Quel nom donnerons-nous au prochain ouragan ?
On sait qu'Homère était un ancien chanteur de poésie épique qui se promenait dans les tavernes du port en récitant des histoires en échange de quelques pièces de monnaie. Au fil du temps, l’une de ces histoires deviendra l’histoire fondatrice de notre civilisation.
Il s'agit de , où son protagoniste, le rusé Ulysse, vit les aventures les plus variées. Dans l'un d'eux, il arrive à Éolie, l'île où règne Éole, dieu des vents, qui lui offre un sac en cuir connu sous le nom de . Si vous l'ouvrez, vous devez le faire avec précaution ; Autrement, cela déclencherait des vents, des tempêtes et des désastres.
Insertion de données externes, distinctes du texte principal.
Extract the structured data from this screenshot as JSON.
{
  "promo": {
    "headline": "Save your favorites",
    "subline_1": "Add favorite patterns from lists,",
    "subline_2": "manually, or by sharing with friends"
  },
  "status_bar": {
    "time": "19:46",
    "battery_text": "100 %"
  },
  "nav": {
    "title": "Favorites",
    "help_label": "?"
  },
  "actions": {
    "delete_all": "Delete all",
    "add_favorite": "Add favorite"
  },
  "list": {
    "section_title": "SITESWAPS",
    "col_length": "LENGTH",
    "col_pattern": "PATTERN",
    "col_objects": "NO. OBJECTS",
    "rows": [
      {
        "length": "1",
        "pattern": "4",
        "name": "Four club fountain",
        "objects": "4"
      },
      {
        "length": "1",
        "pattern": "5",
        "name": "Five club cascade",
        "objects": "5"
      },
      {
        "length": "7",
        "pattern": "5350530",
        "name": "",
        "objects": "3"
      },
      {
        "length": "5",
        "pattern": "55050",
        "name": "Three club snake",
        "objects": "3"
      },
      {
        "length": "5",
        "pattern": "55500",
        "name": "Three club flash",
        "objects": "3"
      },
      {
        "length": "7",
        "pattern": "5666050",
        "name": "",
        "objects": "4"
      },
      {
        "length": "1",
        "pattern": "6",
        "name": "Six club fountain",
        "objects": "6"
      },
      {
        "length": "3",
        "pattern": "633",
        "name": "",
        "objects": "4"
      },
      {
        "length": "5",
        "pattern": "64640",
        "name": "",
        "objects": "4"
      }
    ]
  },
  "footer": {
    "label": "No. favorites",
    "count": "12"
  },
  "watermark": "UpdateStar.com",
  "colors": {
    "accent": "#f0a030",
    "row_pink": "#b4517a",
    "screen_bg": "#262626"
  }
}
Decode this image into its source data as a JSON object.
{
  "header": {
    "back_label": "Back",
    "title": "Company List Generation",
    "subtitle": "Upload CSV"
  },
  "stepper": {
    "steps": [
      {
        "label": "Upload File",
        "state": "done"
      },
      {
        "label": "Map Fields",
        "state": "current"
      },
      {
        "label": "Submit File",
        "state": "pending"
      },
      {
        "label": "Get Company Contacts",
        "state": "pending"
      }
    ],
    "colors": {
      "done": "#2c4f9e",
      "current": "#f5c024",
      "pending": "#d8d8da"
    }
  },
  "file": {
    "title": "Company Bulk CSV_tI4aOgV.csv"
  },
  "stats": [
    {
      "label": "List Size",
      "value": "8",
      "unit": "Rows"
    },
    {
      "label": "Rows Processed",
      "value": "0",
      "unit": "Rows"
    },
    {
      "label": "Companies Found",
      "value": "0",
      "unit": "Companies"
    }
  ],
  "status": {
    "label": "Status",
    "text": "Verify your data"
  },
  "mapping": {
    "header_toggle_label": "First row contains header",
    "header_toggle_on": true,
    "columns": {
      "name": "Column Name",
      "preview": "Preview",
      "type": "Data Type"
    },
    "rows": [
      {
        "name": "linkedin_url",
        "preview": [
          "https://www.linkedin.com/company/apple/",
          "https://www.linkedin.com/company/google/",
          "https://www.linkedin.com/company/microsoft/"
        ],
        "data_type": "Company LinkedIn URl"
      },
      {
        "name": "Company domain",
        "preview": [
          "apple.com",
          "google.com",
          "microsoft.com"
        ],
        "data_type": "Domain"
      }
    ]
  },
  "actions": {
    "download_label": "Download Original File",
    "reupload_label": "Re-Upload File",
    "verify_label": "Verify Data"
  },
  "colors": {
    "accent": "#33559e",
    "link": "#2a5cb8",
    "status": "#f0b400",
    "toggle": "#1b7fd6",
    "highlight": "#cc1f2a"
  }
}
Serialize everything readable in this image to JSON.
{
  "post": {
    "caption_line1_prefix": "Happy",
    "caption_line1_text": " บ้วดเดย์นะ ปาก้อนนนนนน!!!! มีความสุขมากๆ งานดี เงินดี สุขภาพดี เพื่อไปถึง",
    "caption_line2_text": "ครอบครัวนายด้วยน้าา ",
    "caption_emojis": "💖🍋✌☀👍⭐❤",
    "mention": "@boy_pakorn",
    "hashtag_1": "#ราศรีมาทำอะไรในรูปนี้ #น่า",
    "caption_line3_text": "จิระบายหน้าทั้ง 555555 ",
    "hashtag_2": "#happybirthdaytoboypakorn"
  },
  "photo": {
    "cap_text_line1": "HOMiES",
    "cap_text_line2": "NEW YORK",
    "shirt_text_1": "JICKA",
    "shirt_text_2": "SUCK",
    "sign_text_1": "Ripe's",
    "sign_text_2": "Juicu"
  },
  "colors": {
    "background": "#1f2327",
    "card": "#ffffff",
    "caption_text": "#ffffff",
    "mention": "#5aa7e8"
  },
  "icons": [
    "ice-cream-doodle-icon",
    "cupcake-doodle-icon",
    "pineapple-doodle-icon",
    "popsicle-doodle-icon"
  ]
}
Finalement, la curiosité a eu raison de l'un des marins qui voyageaient sur le même navire qu'Ulysse. Le sac fut ouvert et, au moment où il était écrit, la fureur des vents se déchaîna.
La littérature est ce qu'elle a, elle cherche les origines de la catastrophe dans les relations magiques des êtres humains avec la nature ; de là aussi que la réalité atmosphérique, lorsqu'elle déchaîne sa colère, apparaît avec toute sa dimension littéraire à partir du moment où les ouragans et les tempêtes reçoivent leur propre nom : ouragan, ouragan, ouragan, tempête…
Ces derniers jours, nous avons vu les images des destructions provoquées par la fureur atmosphérique. Des malheurs qui nous transportent, sans oublier la menace de cet autre ouragan, plus réaliste, que Joseph Conrad nous a fait vivre à bord du Nan-Shan. Un bateau à vapeur qui transportait un bon nombre de travailleurs chinois qui rentraient chez eux à l'approche d'un typhon auquel le capitaine n'accordait pas d'importance.
Conrad a vécu lui-même des tempêtes, c'est pourquoi son histoire, Typhoon, est si vivante. Au contraire, l'Anglais William Shakespeare, qui n'a jamais connu de tempête en haute mer parce qu'il était un écrivain terrestre, a écrit , une pièce qui commence par un typhon qui entraîne ses personnages sur une île déserte. Contexte de cette autre histoire fondatrice de naufrages qu’a écrite Daniel Defoe, où il a amené Robinson Crusoé sur une île après un ouragan près du Brésil.
Une autre tempête célèbre est celle racontée par Jules Verne dans , le roman où des prisonniers de guerre parviennent à s'échapper dans un ballon, emportés à grande vitesse par une tempête provoquée par « un ouragan sans interruption qui a duré huit jours. Les pertes qu'elle causa furent considérables : Villes dévastées, lieux dévastés par des trombes marines tombant comme des avalanches, forêts dévastées, navires jetés sur les côtes.
Le paysage apocalyptique laissé par un désastre de ces caractéristiques est décrit par l'auteur nord-américain Richard Ford dans lequel il présente la désolation après « l'ouragan qui a tout dévasté sur son passage, les maisons, les voitures et les vies. Tout le monde reste perplexe : amer, déprimé, blessé mais résolu. Déterminé à renaître de ses cendres », écrit Richard Ford au début du livre, présentant le panorama après la catastrophe, le scénario qui servira de toile de fond pour mettre en action son célèbre personnage : Frank Bascombe.
Depuis Homère (VIIIe siècle av. J.-C.), la littérature s'est nourrie de catastrophes, d'excès dramatiques provoqués, d'abord par les dieux, puis par la nature, auxquels on continue d'attribuer des qualités littéraires. C’est pourquoi nous baptisons les ouragans et les tempêtes de nos propres noms, comme s’ils étaient ou voulaient être les personnages d’une histoire que la Nature elle-même écrit lorsqu’elle est offensée.